そしてmidはsuper minionが、botとtopはbig waveがpushする完璧な状況を作り出したところでBaronが湧く。
睨み合いを続けるが、botのwaveを処理するため、CJEはTPのあるMaokaiをbotに送る。
dewardさせる代わりに時間を使わせたCJEは、topのminionもMaokaiに処理させ、JAGを誘い込む。
Maokaiの最高のTPによってengageしたが、またもXerathとKalistaの素晴らしいポジショニング、JannaのperfectなQとUlt、GnarのFlash→UltによってMaokaiが耐え切れずdead。
集団戦に勝ったJAGはBaronを獲得。しかしここでCJEはDragonに走り、Baron vs 5Dragonという構図になる。

JAG側mid inhibitor前で見合っている間に、botのbig waveが押し寄せてきたためJAGはLeeがその処理に向かう。
それを見たCJEはTalismanのActiveによってInitiate。Xerathを捕まえることに成功するがJannaとGnarによって仕切り直されてしまう。
前線に出て削られたJ4をXerathがUltで狙い撃ちし5v4。
JAGは敵bot側jungleをwardingしながら復活しているInhibitorを再度破壊。

そしてJAGにとっては4、CJEにとっては2回目の5stacksのDragonが湧く。
やはりこの時も、JAG側がtopにbig waveを作り出しており、睨み合うだけでtop inhibitorまでも折れるかという状況である。
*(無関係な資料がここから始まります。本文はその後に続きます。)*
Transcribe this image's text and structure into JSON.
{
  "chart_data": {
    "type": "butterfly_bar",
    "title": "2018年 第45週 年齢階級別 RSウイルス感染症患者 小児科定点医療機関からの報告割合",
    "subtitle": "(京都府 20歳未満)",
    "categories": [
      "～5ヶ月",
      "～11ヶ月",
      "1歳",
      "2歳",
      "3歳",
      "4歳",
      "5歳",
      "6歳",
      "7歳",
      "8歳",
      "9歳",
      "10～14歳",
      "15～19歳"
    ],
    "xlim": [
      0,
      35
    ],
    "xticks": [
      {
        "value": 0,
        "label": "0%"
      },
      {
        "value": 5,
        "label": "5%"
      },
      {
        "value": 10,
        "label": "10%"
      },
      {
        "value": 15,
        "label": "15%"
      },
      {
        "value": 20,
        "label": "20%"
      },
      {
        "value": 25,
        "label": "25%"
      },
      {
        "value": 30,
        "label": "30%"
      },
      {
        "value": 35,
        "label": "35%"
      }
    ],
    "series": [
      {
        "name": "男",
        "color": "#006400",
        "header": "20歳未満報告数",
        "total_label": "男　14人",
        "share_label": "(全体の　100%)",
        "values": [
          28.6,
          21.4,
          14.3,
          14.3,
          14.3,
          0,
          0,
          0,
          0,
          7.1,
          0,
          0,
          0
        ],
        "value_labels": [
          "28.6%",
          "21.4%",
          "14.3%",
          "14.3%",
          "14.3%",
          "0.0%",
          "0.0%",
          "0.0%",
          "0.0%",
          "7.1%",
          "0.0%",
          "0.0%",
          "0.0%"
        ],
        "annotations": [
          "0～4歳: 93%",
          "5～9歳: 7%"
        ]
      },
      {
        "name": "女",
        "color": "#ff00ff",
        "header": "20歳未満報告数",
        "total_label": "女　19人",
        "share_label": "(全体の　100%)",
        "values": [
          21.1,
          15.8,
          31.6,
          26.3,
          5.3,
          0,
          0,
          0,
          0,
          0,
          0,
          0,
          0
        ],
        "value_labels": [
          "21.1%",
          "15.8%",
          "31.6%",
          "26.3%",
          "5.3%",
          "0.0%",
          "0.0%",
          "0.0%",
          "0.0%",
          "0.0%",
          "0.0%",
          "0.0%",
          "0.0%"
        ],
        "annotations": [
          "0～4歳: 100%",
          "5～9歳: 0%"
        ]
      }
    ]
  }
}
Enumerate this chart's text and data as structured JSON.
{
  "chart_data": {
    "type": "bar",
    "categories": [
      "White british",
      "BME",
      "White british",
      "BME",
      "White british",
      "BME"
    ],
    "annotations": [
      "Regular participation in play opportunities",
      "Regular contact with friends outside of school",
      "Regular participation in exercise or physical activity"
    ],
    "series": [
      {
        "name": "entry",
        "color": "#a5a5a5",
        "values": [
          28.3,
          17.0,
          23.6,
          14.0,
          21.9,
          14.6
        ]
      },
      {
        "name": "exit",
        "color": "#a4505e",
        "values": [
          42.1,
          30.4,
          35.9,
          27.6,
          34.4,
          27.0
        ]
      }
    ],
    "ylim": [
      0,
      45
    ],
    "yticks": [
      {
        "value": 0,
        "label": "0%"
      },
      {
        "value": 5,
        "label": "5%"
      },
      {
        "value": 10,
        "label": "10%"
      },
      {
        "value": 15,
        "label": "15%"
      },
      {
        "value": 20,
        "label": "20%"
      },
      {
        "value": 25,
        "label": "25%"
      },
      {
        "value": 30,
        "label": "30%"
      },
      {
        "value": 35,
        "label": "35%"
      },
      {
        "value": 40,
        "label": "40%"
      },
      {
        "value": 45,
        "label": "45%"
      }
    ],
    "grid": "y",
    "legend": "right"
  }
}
Gnarの変身が解けた瞬間にMaokaiが敵フロントラインを抑えこみ、CJEは5stacksを再度獲得。
しかしJ4のUltも虚しくdisengageされてしまう。
そしてその間にtopの3rd towerがbig waveによって破壊される。
このまま行けばInhibitorへプレッシャーをかけられると判断したJAGはJannaのUltでHealしながらBaronを開始するも、MaokaiのTPによって中断。削られた状態で引いていく敵を見てCJEはBaronを殴りBait。だがそこにフルヘルスのGnarがTPで駆けつける。
ここの集団戦ではLeeのJayceを射程から追い出したKickがMVPだろう。
そしてXerathとKalistaの徹底したFocusによってMaokaiをkill。
集団戦をcloseせざるを得ないCJE。
だが、ここで最も重要なのは完璧なminion controlだ。
topとbot、両方をpushレーンにした状態で時間を使わせ。top inhibitorとbot 3rd towerを破壊している。
Maokaiがdownしていて、Baseでminionを処理しなくてはいけない、それによってStealの危険なくJAGはBaronを手に入れることに成功。
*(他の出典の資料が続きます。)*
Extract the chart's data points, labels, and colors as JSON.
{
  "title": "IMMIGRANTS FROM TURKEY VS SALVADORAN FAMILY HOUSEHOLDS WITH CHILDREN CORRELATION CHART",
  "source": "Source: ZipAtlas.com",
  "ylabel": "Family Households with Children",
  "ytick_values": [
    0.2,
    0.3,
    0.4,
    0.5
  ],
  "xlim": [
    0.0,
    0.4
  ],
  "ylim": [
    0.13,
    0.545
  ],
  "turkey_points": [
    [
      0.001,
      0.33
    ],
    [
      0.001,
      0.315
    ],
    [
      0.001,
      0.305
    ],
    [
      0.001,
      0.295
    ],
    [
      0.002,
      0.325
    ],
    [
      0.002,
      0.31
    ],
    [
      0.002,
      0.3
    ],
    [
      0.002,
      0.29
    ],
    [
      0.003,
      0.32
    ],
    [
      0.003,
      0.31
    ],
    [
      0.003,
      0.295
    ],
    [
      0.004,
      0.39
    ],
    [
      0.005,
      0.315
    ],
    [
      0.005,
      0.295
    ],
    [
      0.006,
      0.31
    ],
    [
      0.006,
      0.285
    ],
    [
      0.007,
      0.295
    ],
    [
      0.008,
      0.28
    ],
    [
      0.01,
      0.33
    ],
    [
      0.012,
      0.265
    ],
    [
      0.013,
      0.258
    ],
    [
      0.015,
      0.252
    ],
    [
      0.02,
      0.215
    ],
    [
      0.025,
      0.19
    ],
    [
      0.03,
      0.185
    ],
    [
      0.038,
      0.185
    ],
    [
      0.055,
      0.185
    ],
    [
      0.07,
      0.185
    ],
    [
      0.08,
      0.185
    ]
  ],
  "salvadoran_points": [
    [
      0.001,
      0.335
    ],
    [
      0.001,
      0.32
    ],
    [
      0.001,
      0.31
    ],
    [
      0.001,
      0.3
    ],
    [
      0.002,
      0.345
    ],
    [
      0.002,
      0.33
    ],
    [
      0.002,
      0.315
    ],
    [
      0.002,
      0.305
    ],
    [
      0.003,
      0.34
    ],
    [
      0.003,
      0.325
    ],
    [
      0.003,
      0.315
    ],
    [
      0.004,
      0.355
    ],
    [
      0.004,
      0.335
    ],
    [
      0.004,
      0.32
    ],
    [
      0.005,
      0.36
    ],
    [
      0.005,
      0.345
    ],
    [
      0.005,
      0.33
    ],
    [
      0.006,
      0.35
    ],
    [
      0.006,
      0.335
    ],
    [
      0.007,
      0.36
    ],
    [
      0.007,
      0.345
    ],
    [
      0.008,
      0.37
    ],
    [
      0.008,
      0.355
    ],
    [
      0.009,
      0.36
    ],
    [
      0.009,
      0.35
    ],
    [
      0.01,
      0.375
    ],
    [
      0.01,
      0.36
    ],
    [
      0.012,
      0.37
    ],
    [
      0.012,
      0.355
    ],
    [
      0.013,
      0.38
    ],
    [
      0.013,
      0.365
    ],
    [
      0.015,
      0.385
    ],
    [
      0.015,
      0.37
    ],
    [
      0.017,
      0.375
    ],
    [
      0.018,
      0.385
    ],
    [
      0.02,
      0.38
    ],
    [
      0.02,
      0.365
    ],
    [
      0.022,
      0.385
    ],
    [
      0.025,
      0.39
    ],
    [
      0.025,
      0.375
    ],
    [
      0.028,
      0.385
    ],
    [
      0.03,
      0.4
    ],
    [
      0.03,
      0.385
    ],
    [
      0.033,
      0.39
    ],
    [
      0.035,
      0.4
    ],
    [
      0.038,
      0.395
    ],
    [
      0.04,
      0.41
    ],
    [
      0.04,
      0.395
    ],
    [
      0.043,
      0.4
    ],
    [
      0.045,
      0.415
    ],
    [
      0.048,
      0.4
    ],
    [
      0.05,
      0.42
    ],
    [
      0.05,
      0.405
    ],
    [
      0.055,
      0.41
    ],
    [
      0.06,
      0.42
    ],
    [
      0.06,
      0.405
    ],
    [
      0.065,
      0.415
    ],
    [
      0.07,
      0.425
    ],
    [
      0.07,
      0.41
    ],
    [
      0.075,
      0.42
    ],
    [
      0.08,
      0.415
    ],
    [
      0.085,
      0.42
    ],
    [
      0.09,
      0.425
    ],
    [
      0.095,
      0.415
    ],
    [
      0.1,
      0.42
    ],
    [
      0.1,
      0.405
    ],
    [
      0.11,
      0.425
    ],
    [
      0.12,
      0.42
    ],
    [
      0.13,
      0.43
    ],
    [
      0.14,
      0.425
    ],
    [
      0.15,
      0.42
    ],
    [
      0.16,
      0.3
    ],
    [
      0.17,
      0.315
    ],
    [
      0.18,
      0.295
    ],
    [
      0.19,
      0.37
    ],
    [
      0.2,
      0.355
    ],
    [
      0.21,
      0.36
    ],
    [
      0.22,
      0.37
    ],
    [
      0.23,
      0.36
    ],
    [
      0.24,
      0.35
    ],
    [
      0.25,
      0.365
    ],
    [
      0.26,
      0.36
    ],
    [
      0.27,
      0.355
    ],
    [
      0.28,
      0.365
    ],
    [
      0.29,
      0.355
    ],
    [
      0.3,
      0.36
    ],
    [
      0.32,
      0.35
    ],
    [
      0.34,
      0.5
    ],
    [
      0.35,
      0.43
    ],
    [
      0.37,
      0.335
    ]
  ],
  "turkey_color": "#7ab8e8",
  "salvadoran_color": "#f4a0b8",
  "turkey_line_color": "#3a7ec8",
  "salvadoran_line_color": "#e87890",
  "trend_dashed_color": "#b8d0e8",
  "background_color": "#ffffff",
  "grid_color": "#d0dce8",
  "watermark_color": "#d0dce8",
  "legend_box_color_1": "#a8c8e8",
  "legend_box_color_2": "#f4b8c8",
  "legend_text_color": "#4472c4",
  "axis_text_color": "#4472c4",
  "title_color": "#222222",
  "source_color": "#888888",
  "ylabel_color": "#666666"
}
Recallの後、Baron buffを持ってbotにgroupし、3つ目のinhibitorを破壊。そしてRespawnしたmidのinhibitorも破壊し、全レーンがpushできている状態でmidにRegroup。
だがMaokai/J4のCCチェインによってLeeSinがdead。かろうじてNexus tower2本を割り切ってJAGはcloseし、逆転の芽を摘むべくDragonを確保する。

そして再度復活したTop inhibitorへ走るJAG。
ここでJayceのGateとTalismanの加速によるInitiateをJannaのQによって回避したことによって、super minionの処理を強要し安全にBaronを手に入れる。

bot inhibitorに圧力をかけるJAGだが、激しいPokeによってinhibitorを破壊することなくRecall。
まもなく湧くお互いにとっての5stacks Dragon fightによって勝敗が決するかと思われた。
しかしここでNamiがbot Riverに体を晒してしまう。
それを見た瞬間にLeeはinsec kick。NamiはFlashを切るもXerathのEにあたってしまいDead。
5dragonを取られれば間違いなく敗北しかないCJEは4v5 fightを敢行するが、ここでも徹底したPeelとMaokai focusによってMaokaiが倒れ、JannaのFlash ultによってJayceが倒れる。
No deadのJAGはNamiが復活する前にNexusへと直行し、あわや80分というロングゲームを制した。